Anyone? Am i not supposed to be getting 5502 and 5503. I always wondered why i got 3 hd channels of usa and sci fi.


----------



## James Long (Apr 17, 2003)

Hmmm ... I'm getting them too. (5502 and 5503 ... not the others.) Someone messed something up. 

5502 and 5503 are actually ConUS. Most of the 5500's are also on ConUS channels and DISH _should_ move the 5500's to ConUS and use the spotbeam space for more new channels (plus the ones uplinked and not available).


----------



## dennispap (Feb 1, 2007)

dennispap said:


> Anyone? Am i not supposed to be getting 5502 and 5503. I always wondered why i got 3 hd channels of usa and sci fi.





James Long said:


> Hmmm ... I'm getting them too. (5502 and 5503 ... not the others.) Someone messed something up.
> 
> 5502 and 5503 are actually ConUS. Most of the 5500's are also on ConUS channels and DISH _should_ move the 5500's to ConUS and use the spotbeam space for more new channels (plus the ones uplinked and not available).


Now i also get the new ak/hi channels in my guide, but i dont get the channels.(5504-5525) If i tune to one of the new ones, the screen is black then the box reboots!!:nono: Dish needs to remove these channels from the "all subs" list from people who dont sub to those channels.
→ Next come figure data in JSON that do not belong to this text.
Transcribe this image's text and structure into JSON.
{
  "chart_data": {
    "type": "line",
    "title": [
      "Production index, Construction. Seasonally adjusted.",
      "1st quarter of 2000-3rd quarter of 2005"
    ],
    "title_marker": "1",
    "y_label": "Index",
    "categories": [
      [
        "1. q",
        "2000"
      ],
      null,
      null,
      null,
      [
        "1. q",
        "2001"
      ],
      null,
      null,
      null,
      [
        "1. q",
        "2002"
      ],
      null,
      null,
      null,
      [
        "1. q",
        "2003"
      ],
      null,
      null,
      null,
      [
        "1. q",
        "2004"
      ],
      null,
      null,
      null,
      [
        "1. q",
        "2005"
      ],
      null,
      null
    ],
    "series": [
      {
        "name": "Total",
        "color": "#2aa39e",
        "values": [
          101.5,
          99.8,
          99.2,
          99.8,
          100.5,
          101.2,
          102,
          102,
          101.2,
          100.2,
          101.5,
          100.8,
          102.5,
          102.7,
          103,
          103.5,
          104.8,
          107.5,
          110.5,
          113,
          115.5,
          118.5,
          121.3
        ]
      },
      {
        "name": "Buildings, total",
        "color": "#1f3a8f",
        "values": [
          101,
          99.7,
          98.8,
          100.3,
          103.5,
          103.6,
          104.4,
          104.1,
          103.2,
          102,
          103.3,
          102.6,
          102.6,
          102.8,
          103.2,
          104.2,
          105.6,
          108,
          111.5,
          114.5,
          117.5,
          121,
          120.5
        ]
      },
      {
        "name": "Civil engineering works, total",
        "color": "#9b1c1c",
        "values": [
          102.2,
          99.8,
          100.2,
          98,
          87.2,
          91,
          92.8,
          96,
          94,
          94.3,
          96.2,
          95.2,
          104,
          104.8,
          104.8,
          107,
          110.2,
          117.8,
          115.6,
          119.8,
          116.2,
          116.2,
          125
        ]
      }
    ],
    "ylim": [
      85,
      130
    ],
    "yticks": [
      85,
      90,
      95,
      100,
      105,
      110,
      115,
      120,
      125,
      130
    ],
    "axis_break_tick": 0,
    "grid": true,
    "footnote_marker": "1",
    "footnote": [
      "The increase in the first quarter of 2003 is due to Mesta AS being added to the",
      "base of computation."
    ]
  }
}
*Anyone else NOT in ak/hi seeing these new channels in their guide??*


----------



## James Long (Apr 17, 2003)

No crash, just the blue "signal loss" screen that normally shows up when a spotbeam is missing.


----------



## Mr.72 (Feb 2, 2007)

This is starting to sound like a bug.


----------



## GrumpyBear (Feb 1, 2006)

Looking at the Launch of the new Dish 922DVR, and some of the screen shots of the Guide with those 55xx channels listed, seems like somebody was tweaking things to get the right live shots. Hopefully it will be resolved soon. Any thing I see in the guide in the 55xx, I actually get, Still get the 5512 in the Timers, but I do not see that channel in the guide.


----------



## Mr.72 (Feb 2, 2007)

That's the same as I have here. 55xx channels show up in timers but not in the guide, and I don't actually get those channels, so it will often try and record that channel and skip it due to it being blacked out, while skipping the correct channel's duplicate recording saying it is a duplicate.

As a result it tends to just not record Dish Pass timers that match on both the phantom 55xx channel and the real channel, at least not without manual intervention or creating a timer specific to the correct channels.


----------



## dennispap (Feb 1, 2007)

As of yesterday, all of my 5500's are gone.
Thanks dish


----------



## Jim5506 (Jun 7, 2004)

They weren't supposed to be there, anyway.


----------